Arsenal must now win the Europa League to gain entry to Europe’s premier competition and they have been drawn against AC Milan in the last 16.
It has been suggested that Rodgers, who previously managed in England’s top tier with Swansea City and Liverpool, is on a shortlist of names being considered by the hierarchy at the Emirates to replace the Frenchman but the Celtic manager stressed he is content to remain in Glasgow.
“Arsenal is a great club with a great manager,” said Rodgers, pictured. “People will look at it and see that I went to Liverpool, they were struggling for five seasons for Champions League football and I was able to get them back.
“When I came to Celtic, they hadn’t been in the Champions League for three seasons and I got them back. So maybe people are thinking – okay, Arsenal have been out of the Champions League and that is maybe the equation for someone like myself.
“However, I’m loving my life up here. I’m not going to be here forever but I’m living in a dream, although dreams always come to an end at some point, that’s for sure. I’m always relaxed about speculation and whatnot but my focus is only on Celtic.
“It’s a fantastic club Arsenal, but they have a great manager. Unfortunately, the criticism Arsene takes is now the way in the modern game, modern football. That’s unfortunate because he has done so much for the British game.
“He came in 20 odd years ago and revolutionised the game. And it’s sometimes disappointing and sad for another manager to see someone of that quality and who is held in such esteem have to go through that.
“I love my professional life here, the challenges of managing, the expectations, the scrutiny that comes with Celtic. Like I say, I’m living the dream. As for the other stuff, you can’t control it so I don’t worry about it. It will always be the case at big clubs, especially if your results turn the other way.
“What you have to be prepared for when you manage the big clubs is that there will be times when between five and ten other people will be linked with your job; that doesn’t happen in too many other industries.
“We live a privileged life, we get to manage and work with great players and great people but at the big clubs there is big scrutiny and, probably, when my results drop off here a bit I’m sure there will be names linked; you have to accept that as part of the job.

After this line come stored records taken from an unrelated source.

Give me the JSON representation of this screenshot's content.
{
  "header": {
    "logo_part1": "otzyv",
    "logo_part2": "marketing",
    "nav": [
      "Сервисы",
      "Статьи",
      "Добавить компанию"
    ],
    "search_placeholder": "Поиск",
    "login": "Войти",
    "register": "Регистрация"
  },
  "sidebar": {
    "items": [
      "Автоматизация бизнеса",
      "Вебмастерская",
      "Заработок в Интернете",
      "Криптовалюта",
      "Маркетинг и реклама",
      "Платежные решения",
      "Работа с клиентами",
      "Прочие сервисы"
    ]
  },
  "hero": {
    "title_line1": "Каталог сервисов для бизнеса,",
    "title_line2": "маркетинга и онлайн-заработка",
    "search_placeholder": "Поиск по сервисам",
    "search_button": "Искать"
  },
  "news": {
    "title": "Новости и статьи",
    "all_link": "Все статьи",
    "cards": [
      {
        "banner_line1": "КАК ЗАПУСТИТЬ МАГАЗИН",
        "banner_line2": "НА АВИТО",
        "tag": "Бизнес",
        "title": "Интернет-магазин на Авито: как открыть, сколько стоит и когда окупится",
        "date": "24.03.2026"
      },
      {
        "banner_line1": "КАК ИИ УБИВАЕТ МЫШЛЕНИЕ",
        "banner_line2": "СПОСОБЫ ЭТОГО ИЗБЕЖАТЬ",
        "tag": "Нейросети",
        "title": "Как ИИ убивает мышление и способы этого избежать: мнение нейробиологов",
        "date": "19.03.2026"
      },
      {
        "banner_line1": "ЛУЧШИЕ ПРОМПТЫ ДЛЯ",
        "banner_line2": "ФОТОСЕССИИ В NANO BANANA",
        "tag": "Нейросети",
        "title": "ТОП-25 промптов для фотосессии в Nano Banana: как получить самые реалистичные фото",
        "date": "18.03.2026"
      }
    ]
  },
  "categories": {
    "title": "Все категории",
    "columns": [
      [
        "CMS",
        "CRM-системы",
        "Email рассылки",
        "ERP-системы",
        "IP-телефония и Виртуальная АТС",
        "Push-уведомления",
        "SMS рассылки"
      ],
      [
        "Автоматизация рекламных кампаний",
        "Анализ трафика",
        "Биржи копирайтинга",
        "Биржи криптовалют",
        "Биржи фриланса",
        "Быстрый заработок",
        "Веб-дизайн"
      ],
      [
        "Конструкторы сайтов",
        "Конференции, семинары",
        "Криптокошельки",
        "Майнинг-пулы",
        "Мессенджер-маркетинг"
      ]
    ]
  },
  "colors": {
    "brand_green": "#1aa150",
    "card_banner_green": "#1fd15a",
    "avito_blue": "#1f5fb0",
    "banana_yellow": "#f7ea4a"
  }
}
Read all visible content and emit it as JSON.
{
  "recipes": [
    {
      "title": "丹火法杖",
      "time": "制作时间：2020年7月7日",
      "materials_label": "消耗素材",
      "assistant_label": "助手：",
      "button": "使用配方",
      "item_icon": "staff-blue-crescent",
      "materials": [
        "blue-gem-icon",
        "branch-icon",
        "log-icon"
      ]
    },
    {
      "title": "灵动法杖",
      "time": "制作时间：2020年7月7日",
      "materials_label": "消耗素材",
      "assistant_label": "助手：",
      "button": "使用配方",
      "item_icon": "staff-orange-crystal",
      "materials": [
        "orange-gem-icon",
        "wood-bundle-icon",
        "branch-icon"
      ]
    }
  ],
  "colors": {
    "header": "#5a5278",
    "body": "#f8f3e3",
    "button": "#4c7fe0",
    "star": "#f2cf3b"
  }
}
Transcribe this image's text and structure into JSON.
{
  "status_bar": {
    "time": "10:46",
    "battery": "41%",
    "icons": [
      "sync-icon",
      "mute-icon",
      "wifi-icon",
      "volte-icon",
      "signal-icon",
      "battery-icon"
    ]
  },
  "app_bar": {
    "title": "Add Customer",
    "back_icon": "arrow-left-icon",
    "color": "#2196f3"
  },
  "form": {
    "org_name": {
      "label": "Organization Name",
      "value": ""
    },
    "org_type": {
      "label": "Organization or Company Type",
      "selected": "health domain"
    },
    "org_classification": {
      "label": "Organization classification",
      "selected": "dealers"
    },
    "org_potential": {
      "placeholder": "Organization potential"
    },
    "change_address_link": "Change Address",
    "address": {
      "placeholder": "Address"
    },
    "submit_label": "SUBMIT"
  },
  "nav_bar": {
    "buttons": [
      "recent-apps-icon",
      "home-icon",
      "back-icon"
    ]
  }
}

“Arsene will know that, he’s got great experience and he’s a really good man. He’s done wonders for British football and it’s just unfortunate at this period – and for a little while now – the focus has really been on him.”
Rodgers will concentrate on seeing off the challenge from Championship side Morton when the teams meet in the Scottish Cup quarter-final at Parkhead at lunchtime today.
“You can’t take anyone lightly but this is the part of the season I really enjoy now,” he said. “We work hard to get to this position – the business end of the season and now we can really focus in with that little bit more time to prepare as well. Now you see the real hunger in the team. Our first job now is to get to the semi-final; if we do that we are back to Hampden, which we like, but we expect a tough game.”
New signing Marvin Compper and Patrick Roberts are in the squad for today’s tie.